Understanding Bayes repeated measures ANOVA
Hello,
I am trying to get a practical understanding of Bayes ANOVA by playing around with some synthetic data. I am struck however by how many relationships that do exist in frequentist ANOVA do not translate, so that i have to revise many of my prior intuitions. Could you confirm that my understanding is correct here?
- Equivalence between t-tests and ANOVA. In frequentist analyses, the p value for the difference between two factors of a level is always identical when run with ANOVA or with a paired t-test. This is not so with Bayes t-tests and Bayes-ANOVAs. I assume this is because of different priors?
- Independence of interactions and main effects. In frequentist ANOVAs, main effects and interactions are evaluated independent of each other, but not in Bayes ANOVA. In fact, typically, the Bayes ANOVA won't see an interaction at all, if the two factors don't already show main effects. I find this a bit problematic for several classical stimulus-response compatibility designs, for example, where one predicts an interaction of two factors, but no main effects (e.g. stimulus side (left, right) vs. response side (left, right)). Is there a way (in JASP) to force the ANOVA to consider the interaction by itself?
- Equivalence between main effects and interactions. In a frequentist repeated measures ANOVA, main effects are computed analogously to interactions (and all main effects and interactions are statistically independent of one another). For example, through a simple re-coding of columns (e.g. switching of columns C and d) in a 2x2, one of the main effects turns into an interaction (with identical p values) and vice versa.
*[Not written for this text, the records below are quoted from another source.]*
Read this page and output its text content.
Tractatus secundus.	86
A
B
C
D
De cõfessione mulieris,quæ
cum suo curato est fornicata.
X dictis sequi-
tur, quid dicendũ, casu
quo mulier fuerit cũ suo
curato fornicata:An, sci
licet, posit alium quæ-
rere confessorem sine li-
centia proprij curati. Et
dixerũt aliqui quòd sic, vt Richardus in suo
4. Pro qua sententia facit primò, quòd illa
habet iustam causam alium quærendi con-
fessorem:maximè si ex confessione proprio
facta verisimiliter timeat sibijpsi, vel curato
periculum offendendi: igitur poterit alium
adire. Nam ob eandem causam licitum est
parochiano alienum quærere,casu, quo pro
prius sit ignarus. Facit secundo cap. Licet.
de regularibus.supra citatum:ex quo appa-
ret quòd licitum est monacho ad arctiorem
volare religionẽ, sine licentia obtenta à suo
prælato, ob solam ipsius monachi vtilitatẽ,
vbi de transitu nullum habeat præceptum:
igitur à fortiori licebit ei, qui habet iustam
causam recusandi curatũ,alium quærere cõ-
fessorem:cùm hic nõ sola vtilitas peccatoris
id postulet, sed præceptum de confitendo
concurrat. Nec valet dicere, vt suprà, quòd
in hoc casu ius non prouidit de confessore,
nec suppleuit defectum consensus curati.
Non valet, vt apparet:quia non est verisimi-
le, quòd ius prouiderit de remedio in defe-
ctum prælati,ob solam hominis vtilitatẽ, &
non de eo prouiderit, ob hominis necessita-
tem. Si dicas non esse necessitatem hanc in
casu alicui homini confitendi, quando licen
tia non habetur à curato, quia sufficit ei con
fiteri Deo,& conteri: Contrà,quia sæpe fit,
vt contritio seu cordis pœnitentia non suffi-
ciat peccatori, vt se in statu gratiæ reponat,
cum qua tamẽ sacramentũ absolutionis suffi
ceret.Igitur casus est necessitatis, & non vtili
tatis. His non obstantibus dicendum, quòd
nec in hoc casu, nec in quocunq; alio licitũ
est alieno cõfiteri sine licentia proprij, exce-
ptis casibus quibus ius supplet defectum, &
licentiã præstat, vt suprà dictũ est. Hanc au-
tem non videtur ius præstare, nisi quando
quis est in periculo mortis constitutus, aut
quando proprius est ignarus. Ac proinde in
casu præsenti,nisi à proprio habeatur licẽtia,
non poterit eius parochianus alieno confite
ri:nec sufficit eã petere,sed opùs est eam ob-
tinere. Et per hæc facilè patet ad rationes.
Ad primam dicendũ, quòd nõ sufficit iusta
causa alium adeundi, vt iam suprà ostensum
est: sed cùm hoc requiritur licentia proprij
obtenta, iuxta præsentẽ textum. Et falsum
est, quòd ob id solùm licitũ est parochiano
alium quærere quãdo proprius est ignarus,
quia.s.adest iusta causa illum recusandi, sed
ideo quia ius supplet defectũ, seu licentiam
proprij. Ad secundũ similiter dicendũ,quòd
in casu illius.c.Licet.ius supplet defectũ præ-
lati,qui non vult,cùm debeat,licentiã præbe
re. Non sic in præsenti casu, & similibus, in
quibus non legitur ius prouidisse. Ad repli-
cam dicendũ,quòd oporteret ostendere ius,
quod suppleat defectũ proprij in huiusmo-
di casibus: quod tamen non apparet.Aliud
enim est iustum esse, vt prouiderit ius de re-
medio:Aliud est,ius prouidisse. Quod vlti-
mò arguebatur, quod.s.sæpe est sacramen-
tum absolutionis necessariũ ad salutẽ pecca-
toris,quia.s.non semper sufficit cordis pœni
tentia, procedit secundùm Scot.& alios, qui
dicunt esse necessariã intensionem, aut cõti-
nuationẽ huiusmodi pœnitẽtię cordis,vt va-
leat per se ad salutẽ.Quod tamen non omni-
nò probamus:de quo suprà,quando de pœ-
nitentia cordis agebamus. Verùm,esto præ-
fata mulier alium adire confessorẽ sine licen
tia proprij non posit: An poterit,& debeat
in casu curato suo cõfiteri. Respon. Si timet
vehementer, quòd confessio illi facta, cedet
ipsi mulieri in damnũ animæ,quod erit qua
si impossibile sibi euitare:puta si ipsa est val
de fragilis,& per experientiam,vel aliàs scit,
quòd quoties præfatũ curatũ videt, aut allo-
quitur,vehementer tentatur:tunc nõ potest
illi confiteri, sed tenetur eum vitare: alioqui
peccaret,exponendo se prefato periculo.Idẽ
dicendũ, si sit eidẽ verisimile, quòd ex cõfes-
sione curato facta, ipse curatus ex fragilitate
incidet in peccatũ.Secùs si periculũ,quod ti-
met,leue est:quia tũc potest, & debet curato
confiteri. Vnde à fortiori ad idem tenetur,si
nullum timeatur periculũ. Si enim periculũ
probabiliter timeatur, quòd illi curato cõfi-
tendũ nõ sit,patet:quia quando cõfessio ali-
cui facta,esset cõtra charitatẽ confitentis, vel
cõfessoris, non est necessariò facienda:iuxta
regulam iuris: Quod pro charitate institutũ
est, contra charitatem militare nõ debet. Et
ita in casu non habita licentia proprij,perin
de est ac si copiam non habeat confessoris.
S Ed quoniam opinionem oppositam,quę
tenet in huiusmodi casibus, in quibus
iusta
I find this equivalence does not exist in Bayes ANOVA, with BFs being different depending on whether something is coded as main effect or interaction. Why is that?
- Between-subjects variability seems to be coded differently. In frequentist repeated measures ANOVA, results will always be identical, if the difference between to conditions is the same for each participant, irrespective of the overall scores for the values in both conditions. Bayes t-tests show the same equivalence, but not Bayes ANOVAs. I don't understand why this is.
It would be great if you would have some advice for me here. I am trying to re-evaluate some of my old results with Bayes analyses but some of the problems above have hampered my progress somewhat. I am also wondering if there is some way of running Bayes ANOVAs in a way that retains some of the above relationships?
Thank you!
Comments
Hi PBach,
I'll just give my two cents here, and I'll forward this post to some others as well -- they might want to chime in. Note that the "Bayesian ANOVA" is really a linear mixed effect model. OK:
"1. Equivalence between t-tests and ANOVA. In frequentist analyses, the p value for the difference between two factors of a level is always identical when run with ANOVA or with a paired t-test. This is not so with Bayes t-tests and Bayes-ANOVAs. I assume this is because of different priors?"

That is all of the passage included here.